A father of six who was killed in a massive hydrogen blast at a water treatment plant in Londonderry was essentially working on top of a bomb, the inquest into his death has heard this month. The worker was propelled over 100 ft vertically in the explosion at the Carmoney Water Treatment Plant, near Eglinton in June 2005. His death was instantaneous because of the shocking extent of injury. Along with multiple fractures, contusions and lacerations, his windpipe and gullet were ripped apart and both of his legs were partially blown off. The man, and his colleague who survived, were widening air vents on the roof to help hydrogen gas escape from a storage area, when a build-up of the highly flammable gas was ignited by a spark from an angle grinder.
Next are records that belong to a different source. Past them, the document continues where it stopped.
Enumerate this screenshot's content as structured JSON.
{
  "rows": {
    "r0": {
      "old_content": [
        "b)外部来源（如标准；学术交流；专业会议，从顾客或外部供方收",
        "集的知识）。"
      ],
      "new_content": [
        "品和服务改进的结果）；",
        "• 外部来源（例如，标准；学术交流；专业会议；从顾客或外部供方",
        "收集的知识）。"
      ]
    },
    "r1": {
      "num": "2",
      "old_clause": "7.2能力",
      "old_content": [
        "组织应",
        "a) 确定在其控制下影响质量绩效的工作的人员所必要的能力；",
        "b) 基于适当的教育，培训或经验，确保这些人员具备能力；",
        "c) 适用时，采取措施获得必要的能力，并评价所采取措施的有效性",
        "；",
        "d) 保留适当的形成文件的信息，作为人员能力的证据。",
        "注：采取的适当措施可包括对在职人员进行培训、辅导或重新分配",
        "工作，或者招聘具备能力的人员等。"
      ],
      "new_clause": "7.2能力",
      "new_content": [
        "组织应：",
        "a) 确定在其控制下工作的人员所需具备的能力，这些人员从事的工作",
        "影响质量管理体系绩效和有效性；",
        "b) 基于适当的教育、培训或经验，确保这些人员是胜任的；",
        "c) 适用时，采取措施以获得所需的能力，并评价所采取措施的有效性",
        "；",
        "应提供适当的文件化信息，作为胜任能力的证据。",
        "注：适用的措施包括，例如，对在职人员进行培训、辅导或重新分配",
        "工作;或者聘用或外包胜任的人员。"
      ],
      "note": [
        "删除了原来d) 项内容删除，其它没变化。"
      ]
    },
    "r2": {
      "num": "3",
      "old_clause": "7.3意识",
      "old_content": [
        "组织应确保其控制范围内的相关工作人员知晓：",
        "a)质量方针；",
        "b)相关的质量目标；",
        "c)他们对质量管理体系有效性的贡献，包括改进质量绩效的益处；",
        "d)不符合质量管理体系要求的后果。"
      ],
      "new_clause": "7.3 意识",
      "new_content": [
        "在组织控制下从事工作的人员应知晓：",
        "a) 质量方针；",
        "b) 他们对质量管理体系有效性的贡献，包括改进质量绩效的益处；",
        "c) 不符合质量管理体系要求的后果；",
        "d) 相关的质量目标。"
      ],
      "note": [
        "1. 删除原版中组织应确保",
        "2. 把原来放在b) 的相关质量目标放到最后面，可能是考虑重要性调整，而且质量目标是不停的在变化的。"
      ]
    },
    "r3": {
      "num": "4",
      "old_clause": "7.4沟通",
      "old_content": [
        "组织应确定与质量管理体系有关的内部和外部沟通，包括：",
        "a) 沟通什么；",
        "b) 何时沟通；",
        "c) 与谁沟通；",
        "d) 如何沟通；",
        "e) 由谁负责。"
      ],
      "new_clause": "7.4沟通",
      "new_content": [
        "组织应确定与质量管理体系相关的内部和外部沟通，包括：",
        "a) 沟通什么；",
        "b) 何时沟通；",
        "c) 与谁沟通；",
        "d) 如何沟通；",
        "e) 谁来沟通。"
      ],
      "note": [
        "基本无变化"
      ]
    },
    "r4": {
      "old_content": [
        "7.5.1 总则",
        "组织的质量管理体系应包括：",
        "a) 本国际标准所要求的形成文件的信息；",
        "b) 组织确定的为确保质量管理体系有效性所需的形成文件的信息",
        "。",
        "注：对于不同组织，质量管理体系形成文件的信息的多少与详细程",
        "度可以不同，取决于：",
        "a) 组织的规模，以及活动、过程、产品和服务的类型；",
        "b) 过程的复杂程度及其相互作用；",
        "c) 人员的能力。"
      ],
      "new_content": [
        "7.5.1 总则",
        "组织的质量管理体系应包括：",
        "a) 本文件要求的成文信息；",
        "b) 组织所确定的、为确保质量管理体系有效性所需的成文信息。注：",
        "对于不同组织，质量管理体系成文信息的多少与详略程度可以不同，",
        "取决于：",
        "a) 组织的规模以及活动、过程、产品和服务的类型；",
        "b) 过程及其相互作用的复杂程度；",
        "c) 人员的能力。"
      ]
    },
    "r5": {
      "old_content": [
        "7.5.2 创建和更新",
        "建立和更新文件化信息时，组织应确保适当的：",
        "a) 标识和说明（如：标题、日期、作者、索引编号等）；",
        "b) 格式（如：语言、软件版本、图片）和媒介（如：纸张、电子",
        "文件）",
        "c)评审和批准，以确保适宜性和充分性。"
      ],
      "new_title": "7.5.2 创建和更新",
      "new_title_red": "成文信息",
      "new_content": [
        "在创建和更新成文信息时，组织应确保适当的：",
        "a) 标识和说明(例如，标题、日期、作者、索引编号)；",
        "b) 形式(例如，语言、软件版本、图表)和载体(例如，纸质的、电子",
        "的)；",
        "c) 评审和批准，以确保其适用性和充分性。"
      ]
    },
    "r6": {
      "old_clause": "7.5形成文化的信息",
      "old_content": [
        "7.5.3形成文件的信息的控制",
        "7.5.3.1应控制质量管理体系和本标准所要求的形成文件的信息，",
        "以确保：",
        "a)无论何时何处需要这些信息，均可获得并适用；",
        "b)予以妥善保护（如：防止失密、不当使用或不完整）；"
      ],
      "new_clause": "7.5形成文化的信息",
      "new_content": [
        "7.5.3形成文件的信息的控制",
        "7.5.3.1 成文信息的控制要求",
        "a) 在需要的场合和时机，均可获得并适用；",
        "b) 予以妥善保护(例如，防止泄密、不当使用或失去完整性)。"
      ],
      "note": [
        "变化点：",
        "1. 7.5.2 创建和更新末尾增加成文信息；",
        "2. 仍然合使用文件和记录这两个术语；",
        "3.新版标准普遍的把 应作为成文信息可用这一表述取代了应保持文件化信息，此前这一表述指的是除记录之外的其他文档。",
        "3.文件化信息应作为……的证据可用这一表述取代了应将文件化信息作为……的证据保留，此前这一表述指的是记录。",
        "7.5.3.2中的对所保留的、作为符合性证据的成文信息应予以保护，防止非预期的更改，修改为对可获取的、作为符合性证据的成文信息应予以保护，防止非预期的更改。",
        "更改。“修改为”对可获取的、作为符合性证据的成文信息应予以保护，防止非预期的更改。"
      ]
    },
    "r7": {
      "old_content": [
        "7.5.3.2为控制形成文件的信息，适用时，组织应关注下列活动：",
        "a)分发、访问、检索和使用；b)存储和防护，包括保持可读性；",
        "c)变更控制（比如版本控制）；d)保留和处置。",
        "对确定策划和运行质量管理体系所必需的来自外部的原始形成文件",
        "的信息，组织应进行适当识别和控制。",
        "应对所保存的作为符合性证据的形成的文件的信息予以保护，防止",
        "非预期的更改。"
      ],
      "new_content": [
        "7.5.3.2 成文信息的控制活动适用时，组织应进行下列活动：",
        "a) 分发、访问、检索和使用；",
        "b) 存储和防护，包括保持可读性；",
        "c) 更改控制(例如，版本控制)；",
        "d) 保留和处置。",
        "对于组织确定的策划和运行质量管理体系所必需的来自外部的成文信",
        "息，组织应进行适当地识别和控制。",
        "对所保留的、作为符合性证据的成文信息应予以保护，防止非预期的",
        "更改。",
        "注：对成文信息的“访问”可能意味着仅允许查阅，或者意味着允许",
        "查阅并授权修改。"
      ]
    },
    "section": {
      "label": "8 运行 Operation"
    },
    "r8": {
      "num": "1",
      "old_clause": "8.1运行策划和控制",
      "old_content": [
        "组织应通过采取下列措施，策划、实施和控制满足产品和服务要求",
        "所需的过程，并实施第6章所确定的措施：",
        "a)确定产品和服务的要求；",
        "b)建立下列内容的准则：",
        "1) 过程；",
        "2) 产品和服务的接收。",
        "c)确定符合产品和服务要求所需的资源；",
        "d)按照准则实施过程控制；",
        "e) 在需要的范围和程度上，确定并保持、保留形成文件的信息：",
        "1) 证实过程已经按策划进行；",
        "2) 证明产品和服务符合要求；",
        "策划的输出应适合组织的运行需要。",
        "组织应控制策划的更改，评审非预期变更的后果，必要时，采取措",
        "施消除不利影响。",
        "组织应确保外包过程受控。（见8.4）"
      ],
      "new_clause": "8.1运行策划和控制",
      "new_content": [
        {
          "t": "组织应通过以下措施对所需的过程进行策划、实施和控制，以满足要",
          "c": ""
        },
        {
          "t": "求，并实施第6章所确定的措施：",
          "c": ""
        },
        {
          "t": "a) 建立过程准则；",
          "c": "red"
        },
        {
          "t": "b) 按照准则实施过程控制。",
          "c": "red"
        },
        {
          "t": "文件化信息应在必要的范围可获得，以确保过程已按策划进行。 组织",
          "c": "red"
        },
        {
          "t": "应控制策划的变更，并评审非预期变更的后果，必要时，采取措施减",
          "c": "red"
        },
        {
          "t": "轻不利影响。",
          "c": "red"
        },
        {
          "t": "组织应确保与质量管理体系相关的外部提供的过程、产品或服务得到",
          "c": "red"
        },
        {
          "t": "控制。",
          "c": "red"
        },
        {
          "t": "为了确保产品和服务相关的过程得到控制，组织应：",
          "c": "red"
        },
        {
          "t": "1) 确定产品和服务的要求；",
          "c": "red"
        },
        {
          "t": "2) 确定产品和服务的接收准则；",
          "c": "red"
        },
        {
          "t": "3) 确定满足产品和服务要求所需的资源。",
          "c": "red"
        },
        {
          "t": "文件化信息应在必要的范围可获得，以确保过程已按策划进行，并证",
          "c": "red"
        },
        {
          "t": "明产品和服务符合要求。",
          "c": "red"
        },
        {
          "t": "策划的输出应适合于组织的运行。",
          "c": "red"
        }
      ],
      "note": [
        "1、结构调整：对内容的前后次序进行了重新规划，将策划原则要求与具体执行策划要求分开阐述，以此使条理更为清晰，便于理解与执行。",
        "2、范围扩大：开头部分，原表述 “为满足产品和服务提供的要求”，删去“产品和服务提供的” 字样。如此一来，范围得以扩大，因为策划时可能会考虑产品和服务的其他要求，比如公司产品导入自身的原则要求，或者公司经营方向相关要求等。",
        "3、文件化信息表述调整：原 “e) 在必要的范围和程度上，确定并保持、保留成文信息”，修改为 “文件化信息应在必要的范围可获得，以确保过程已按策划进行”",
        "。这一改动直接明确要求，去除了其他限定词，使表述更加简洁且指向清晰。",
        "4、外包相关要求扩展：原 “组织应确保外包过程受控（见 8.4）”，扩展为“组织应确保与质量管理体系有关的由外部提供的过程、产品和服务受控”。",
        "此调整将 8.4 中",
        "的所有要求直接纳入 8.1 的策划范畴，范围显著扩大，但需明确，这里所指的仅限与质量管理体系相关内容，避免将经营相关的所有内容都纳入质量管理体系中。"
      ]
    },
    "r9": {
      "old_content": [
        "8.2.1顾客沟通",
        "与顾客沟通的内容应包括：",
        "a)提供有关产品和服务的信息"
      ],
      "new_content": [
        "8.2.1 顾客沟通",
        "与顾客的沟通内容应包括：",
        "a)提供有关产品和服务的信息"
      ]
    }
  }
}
The tank above where they were working contained a hydrogen chloride solution which emitted highly flammable hydrogen gas as a by-product of the chlorine making process. The surviving colleague fell over 20 ft through a hole in the roof caused by the explosion and into a tank full of bleach. Miraculously he only suffered a broken leg. We reported back in the January 2007 Monthly Bulletin, that a Health and Safety Executive for Northern Ireland (HSE NI) investigation determined that the Northern Ireland Water Service were to blame for the tragic incident, citing shortcomings in the risk-management procedures at the plant. Measures have since been put into place to prevent such a horrific incident from happening again.